In both of those cases, the company has been cleared of any wrongdoing. The investigations followed all the procedures laid out by the Office of Personnel Management.
Contrary to popular belief, USIS doesn’t “clear” anyone, nor does it make recommendations; it passes the information on to the appropriate agency, and that agency makes the determination – called adjudication – of whether a clearance should be granted.
Sterling Phillips, USIS CEO, tried to make that clear in his testimony Feb. 11 before the House Oversight and Reform Committee.
The third allegation involves the Justice Department and a False Claims Act lawsuit filed against USIS.
Here is where USIS predicament most closely parallels the NCAA, at least in my mind.
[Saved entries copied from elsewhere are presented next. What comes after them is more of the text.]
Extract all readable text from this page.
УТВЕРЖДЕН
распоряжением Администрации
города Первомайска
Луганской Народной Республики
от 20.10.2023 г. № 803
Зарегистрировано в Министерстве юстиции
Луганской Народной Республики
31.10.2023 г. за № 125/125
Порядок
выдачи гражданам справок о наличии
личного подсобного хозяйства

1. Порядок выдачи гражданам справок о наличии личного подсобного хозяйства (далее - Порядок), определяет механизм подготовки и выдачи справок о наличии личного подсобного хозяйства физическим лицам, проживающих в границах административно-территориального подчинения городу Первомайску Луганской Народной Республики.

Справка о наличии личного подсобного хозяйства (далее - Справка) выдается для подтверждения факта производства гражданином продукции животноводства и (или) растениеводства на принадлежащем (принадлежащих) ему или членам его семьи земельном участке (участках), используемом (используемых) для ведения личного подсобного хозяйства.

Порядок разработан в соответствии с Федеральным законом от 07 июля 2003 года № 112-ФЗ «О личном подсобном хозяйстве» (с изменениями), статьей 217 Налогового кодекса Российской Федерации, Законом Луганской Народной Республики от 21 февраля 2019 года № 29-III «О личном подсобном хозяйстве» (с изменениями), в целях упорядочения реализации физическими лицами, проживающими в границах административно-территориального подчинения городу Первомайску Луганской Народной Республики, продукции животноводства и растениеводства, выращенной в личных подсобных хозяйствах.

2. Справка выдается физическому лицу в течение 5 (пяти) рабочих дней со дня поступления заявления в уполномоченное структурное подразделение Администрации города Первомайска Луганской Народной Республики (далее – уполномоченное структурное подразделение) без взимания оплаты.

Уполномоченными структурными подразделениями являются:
While the Justice Department only joined the lawsuit in the fall, the case was filed in July 2011 by former USIS employee Blake Percival.
He claimed that the company had a process to circumvent final reviews and release the results of its investigations more quickly, saving money and increasing profits. To the agencies that hired USIS, it looked like they were receiving a full review, according to the lawsuit.
It looks like there is some truth to his allegations, but a lot has happened to USIS since 2011.
First, the company has new senior leadership in Phillips and others. He took over at the company in January 2013 and brought a new management team with him.
At every opportunity, he and others at the company have argued that the allegations involve a small group of people who are no longer with the company. USIS has also instituted new controls and oversight procedures. The company is cooperating with the investigation.
And more recently, OPM, which is the agency that makes the vast majority of clearance requests, said that no contractor will conduct final reviews. The final reviews will be conducted by the government. The final review is the last step before the adjudication process for granting the clearance.
I’ve seen nothing that indicates that USIS is a bad actor today and hasn’t been since Phillips took the reins.
The bigger question is what to do now. Is a punishment needed? A suspension or debarment seems like overkill to me, because the bad behavior has stopped and those responsible are no longer with the company.
So, who exactly should be punished?
The easy out is to force USIS into a settlement where they pay millions fines but do not admit guilt. We’ve seen a lot of those settlements over the years, and it’s never been clear to me who benefits from that result.
I wonder if the Justice Department should target individuals rather than a company. That’s probably a much harder and expensive case to win, but it seems more appropriate to me.
After all, companies don’t make decisions; people do. And with the alleged wrongdoers long gone from USIS, it seems unfair that those left behind should be the ones to suffer.